Where Tenley went wrong, obviously, was stepping out into traffic. I can only assume that making people think they'd seen a Sasquatch wasn't going to satisfy him, so he decided to push the envelope in an effort to make people think they had to swerve out of the way to avoid killing one.
The thing is that Tenley's plan, such as it was, actually might have worked had he encountered more experienced drivers, but as luck would have it, the first car to come along was driven by a 15-year-old girl. Unsurprisingly, given that the girl was driving on either a learner's permit or a restricted license, she hit him.
Even then, Tenley might have survived, but the next car to come along was driven by a 17-year-old girl, who likewise was unable to avoid the camouflaged man (and probably just assumed he was a pile of leaves anyway) and ran him over.
In general, when a situation like this arises -- if, indeed, something this dumb has ever arisen before -- there's not a whole lot of need for extensive police work; alcohol may have been involved, but foul play clearly wasn't. In this case, however, I demand that the state of Montana launch a full investigation because I think there's more to this case.
Here's the way I see it: Ever since Animal Planet launched the outrageously stupid TV show Finding Bigfoot, there has been increased interest in the shaggy ape-men rumored to inhabit the forests of North America. I wouldn't be surprised if someone in Kalispell hired Tenley to perform the hoax in an effort to lure the show and the dozens of dollars it would bring to northern Montana.

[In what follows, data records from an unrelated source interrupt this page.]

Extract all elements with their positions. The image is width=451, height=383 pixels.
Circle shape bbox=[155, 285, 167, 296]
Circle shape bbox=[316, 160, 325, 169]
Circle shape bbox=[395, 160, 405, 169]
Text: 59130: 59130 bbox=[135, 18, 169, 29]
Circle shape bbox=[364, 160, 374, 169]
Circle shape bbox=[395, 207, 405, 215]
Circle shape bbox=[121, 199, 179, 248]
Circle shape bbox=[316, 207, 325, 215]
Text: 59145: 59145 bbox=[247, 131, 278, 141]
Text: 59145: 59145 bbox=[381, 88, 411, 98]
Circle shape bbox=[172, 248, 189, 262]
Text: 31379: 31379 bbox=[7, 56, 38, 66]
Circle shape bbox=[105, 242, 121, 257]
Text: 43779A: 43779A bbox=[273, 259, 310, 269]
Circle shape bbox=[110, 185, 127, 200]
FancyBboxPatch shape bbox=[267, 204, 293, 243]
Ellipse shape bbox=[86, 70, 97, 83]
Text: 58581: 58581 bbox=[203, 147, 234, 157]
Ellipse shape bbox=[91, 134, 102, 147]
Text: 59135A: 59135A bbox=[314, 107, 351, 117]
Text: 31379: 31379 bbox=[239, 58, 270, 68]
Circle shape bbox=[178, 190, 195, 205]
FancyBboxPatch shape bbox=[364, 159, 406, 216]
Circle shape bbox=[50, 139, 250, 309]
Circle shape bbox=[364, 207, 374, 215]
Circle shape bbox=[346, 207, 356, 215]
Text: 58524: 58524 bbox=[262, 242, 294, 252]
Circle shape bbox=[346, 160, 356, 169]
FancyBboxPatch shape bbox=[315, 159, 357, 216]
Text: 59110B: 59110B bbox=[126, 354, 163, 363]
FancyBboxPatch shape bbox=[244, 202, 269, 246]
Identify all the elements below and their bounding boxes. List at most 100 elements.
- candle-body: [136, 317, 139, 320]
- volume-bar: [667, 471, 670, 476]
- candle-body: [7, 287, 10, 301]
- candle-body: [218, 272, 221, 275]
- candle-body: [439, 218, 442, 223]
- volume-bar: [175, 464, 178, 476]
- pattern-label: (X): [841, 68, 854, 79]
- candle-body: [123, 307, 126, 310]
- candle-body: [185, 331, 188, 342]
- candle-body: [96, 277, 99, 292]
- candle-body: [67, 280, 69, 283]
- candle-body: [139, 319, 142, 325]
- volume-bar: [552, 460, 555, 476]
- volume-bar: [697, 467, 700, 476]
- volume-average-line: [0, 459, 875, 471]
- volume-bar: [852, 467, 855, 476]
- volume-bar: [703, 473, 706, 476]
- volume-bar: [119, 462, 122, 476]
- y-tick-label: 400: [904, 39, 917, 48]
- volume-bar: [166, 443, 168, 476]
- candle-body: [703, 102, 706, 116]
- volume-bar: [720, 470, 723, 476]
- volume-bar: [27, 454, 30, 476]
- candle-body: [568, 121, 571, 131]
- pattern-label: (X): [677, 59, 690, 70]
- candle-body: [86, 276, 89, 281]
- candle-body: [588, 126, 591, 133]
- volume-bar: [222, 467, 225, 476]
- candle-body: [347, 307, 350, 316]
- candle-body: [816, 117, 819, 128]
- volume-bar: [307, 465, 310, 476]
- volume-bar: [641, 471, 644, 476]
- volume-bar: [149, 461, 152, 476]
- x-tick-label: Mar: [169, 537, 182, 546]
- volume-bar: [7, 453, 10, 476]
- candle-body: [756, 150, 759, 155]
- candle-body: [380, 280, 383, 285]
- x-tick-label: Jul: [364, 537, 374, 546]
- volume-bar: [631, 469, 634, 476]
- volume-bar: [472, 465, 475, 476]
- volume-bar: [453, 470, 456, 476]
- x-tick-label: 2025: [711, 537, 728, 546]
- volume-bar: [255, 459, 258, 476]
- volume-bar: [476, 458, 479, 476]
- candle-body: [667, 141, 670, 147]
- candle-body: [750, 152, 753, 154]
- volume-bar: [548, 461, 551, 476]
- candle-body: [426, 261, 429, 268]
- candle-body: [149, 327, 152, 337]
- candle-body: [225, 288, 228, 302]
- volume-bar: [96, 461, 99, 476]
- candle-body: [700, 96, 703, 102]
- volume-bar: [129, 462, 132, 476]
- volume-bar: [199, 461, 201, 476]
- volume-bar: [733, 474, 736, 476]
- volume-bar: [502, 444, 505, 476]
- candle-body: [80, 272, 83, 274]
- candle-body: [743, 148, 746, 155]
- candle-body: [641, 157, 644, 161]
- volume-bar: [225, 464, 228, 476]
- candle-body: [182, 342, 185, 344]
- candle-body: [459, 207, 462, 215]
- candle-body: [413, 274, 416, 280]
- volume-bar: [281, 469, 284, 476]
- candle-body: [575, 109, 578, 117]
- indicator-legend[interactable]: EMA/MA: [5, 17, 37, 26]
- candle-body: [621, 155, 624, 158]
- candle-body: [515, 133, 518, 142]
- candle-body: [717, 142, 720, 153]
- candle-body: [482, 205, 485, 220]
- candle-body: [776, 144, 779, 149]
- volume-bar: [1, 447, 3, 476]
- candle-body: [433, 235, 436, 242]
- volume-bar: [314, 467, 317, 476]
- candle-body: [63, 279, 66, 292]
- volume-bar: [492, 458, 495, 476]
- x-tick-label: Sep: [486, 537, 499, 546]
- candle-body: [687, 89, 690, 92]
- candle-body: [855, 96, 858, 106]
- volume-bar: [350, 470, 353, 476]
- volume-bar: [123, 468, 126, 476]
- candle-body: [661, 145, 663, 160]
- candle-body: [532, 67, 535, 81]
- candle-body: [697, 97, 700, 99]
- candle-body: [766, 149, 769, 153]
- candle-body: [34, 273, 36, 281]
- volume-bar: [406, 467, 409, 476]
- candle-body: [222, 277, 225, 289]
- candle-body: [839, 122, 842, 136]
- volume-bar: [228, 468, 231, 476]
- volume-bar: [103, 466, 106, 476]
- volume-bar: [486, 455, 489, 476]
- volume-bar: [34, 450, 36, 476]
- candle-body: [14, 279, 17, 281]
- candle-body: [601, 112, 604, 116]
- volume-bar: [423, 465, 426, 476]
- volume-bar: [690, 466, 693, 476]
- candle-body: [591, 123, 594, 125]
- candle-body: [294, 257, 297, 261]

On a different note, I'm also not entirely convinced that Tenley was trying to look like Bigfoot anyway. If you've ever seen a Ghillie suit, you'll agree that it doesn't look like fur or hair. It looks more like kelp. Thus, I believe that Tenley was actually trying to convince people that they'd seen Sigmund the Sea Monster.
Go ahead and do Internet searches for Ghillie suits and Sigmund the Sea Monster, and then tell me if I'm wrong.
Unfortunately for him, there's no way teenage girls would have any idea who Sigmund was. Who knows? Had they recognized him they might have done a better job of swerving out of the way.